Bill Langford, 76, was quick to sign on for a return engagement.

"Being 28 years older, it wasn't easy," he said. "But it was fun."

Bill Langford is the great-great-nephew of Nathaniel Pitt Langford, who was a member of the Washburn-Langford-Doane Expedition -- the first to officially explore portions of what eventually became Yellowstone National Park.

Bill Langford never knew his famous relative, but many stories of his adventures have been passed down through the family.

Langford's great-great-uncle, who was a bank examiner and tax collector in Montana at the time, set out with the others in the summer of 1870 to try and verify the stories that mountain men from the region told.

"They'd heard all these stories, so they decided to explore it," Langford said during an earlier interview, noting that they weren't sure if they would discover anything noteworthy. "The mountain men had great imaginations."

The expedition, which was privately funded, found the stories of geysers, hot springs, majestic scenery and impressive wildlife were not imaginary.

The expedition members created detailed maps and wrote descriptions of what they saw. Several journals were kept to help recall the details witnessed. Nathaniel Langford eventually wrote a book, "The Discovery of Yellowstone Park."

A second expedition to the region included a photographer, who was able to provide pictures to further prove the stories.

The expeditions eventually led to congressional action to protect the United States' greatest natural treasures.

Nathaniel Langford eventually became the first superintendent of Yellowstone National Park, even though he was paid no salary and had no legal means to protect the park.

Bill Langford's 1983 trip included his son, Jim, when he was much younger. The most recent adventure included Jim again, along with his son Sevie, 16, both of Minneapolis.

"I had some second thoughts before I went," Langford admitted. "I had a bad hip going in, and I didn't want to go out and screw it up for the rest of the crew."

In the end, Langford joined six other Langfords and six family friends on the trip, and he reported having a wonderful time.

"I'm glad I did it," he said. "It's beautiful country and such a unique experience."

Langford said the weather was terrific and it rained just one evening. Also, everyone on the trip got along well.

"The chemistry was all good in our group," Langford said. "That's good, because one person can screw up an entire trip."

An added bonus to the trip is the time the Langfords and their friends got to spend together, he said.

"You really get to know people when you do something like this together."

The hired outfitter for the trip brought along a total of 25 animals (16 horses and nine pack mules).

The biggest bummer of the 75-mile trip was that the group wasn't able to cross the Yellowstone River, due to high water. "It was too high for the animals to cross safely," Langford explained.

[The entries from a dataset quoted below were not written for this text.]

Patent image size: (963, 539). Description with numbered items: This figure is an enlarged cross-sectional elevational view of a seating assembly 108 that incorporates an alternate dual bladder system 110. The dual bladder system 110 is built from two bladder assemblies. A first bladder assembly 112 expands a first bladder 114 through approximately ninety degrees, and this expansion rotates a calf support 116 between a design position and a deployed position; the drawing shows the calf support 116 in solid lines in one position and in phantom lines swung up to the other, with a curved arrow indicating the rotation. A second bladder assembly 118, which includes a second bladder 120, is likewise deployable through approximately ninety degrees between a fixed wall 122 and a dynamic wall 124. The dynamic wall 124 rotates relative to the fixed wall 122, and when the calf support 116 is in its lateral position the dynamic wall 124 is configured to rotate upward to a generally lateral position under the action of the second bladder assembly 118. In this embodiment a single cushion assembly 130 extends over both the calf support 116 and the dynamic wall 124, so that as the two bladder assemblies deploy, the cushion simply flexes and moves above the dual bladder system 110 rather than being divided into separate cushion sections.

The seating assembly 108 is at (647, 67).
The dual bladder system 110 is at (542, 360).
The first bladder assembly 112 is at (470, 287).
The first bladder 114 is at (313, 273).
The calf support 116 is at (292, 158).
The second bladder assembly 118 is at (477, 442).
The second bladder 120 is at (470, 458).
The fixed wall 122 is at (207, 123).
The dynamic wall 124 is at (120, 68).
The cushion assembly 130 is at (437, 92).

The crew had to alter the 1983 route slightly as a result.

Another annoying turn was when the group was fined $100 for "inadequate distribution of manure." Rangers require horse and mule owners to spread out manure droppings evenly and not leave it in piles.

"They don't like horses in the park, I think," Langford said. "So they make it difficult to have them in the park."

Even with those few annoying moments, Langford said the trip gave everyone a chance to bond and see some magnificent scenery.

"When we were done, I didn't hear a discouraging word," he said.

As the final touch to the trip, Bill Langford presented his grandson, Sevie, with a custom buck knife that was crafted for the 1983 trip.

Bill Langford told his grandson it's up to him to pass on the family's love for, and deep connection to, Yellowstone National Park.